Dans le sillage de l’enseignement de Louis Andriessen s’est développée « L’école de La Haye ». Depuis plus de 50 ans, la ville est devenue un centre névralgique de la musique contemporaine aux Pays-Bas, mais aussi un point de jonction musicale entre l’Europe et les États-Unis.
Il en découle une singularité esthétique, une sorte de synthèse transatlantique dont l’Ensemble Klang est l’un des principaux animateurs. On l’entend chez Andriessen, en particulier dans Hout, comme chez son élève le Chypriote Yannis Kyriakides, la Belge Maya Verlaak, l’Italien Giuliano Bracci ou l’Étatsunien Keir Neuringer — un creuset d’influences synonyme d’innovation sonore.
En préambule de cette belle matinée musicale, c'est la lumière du soleil qui s’immisce sur le plateau et rayonne sur les six musiciens de l'Ensemble.
C'est l'oeuvre de Giuliano Braccin, Pÿramide, à Paul Klee (2012 - création française) qui inaugure le programme: échos et réverbération des sons de chaque instrument, trois vents et bois, un piano, un xylophone, une guitare. Atmosphère alanguie, douceur, lenteur font naitre des sons étirés, spatiaux. Tels des perles de musique égrenées au gré des vents, les timbres de chaque instrument restent distincts.Et se succèdent dans une belle et tendre fluidité très inspirée. Paul Klee, le peintre, poete et musicien y est évoqué, "funambule" et porteur d'harmonie autant que de singularité.Cette poésie sonore aux accents d'une marche onirique, lente et rêveuse fait effet d'atmosphère nostralgique.

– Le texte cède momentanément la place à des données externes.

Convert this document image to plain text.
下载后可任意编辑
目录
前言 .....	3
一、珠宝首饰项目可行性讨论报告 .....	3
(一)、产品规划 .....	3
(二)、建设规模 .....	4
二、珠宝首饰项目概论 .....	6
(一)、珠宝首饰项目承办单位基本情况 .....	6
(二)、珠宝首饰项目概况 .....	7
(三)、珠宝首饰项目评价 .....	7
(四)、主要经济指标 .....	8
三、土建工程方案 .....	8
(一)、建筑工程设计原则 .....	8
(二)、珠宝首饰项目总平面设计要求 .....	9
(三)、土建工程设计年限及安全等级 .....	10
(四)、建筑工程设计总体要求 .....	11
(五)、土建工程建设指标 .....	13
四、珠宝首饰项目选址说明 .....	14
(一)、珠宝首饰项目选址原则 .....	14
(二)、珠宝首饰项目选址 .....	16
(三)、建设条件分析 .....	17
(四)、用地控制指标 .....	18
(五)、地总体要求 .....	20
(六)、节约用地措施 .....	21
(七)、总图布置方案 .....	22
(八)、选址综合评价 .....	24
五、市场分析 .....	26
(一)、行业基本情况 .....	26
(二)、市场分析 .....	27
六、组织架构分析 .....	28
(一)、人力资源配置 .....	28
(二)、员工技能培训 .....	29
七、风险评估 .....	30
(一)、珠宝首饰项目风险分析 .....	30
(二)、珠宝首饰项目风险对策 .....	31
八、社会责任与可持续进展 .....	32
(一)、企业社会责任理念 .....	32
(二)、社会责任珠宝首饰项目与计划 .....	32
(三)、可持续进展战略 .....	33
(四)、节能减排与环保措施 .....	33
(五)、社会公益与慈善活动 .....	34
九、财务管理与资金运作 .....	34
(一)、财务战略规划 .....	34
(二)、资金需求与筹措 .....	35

Suit la composition de Yannnis Kyriakides, Chaoids (2001 - création française) pour guitare, percussions et saxophone. La virulence tectonique surprend et secoue l'écoute: un rythme à trois marques en est la matière répétitive dans ce démarrage en trombe Par petites touches colorées qui s'ajoutent à la métrique, insistance de la reprise. L saxophone, le xylophone y seraient presque mélodiques... En sous-couche un tempo régulier se fait récurent, craquelle et fritte le son. Le saxo halète et tel un carillon, le xylo délivre des sons de clochettes de campanile. Les hauteurs se mélangent, et la balade sur les chemins de traverse sans embuche peut continuer. Entêtante et pugnace, l'ascension des sons se précise dans une belle accélération, foisonnante, riche. L'implosion finale pour orner le tout d'une conclusion jubilatoire.
A l'oeuvre de Maya Verlaak, Vanishing Point (2022 - création française) de faire suite: un seul percussionniste aux cymbales cuivrées.Accompagné d'une bande électroacoustique, c'est le chiffre trois qui l'obsède en écho.Décliné, répété, repris à l'envi.Radicale composition, sobre et efficace, aux tonalités feutrées.Éclate une virulente intrusion sonore qui élargit le spectre du rythme et de l'espace. Avec une grande virtuosité explosive l'interprète Joey Marijs s'éclate et frissonne, les gestes larges, l'ampleur et l'envergure de ses bras et de son corps dessinant dans l'espace des esquisses chorégraphiques certaines Le retour à l'ordre des trois temps vient border de son calme apparent cet opus plein de charme.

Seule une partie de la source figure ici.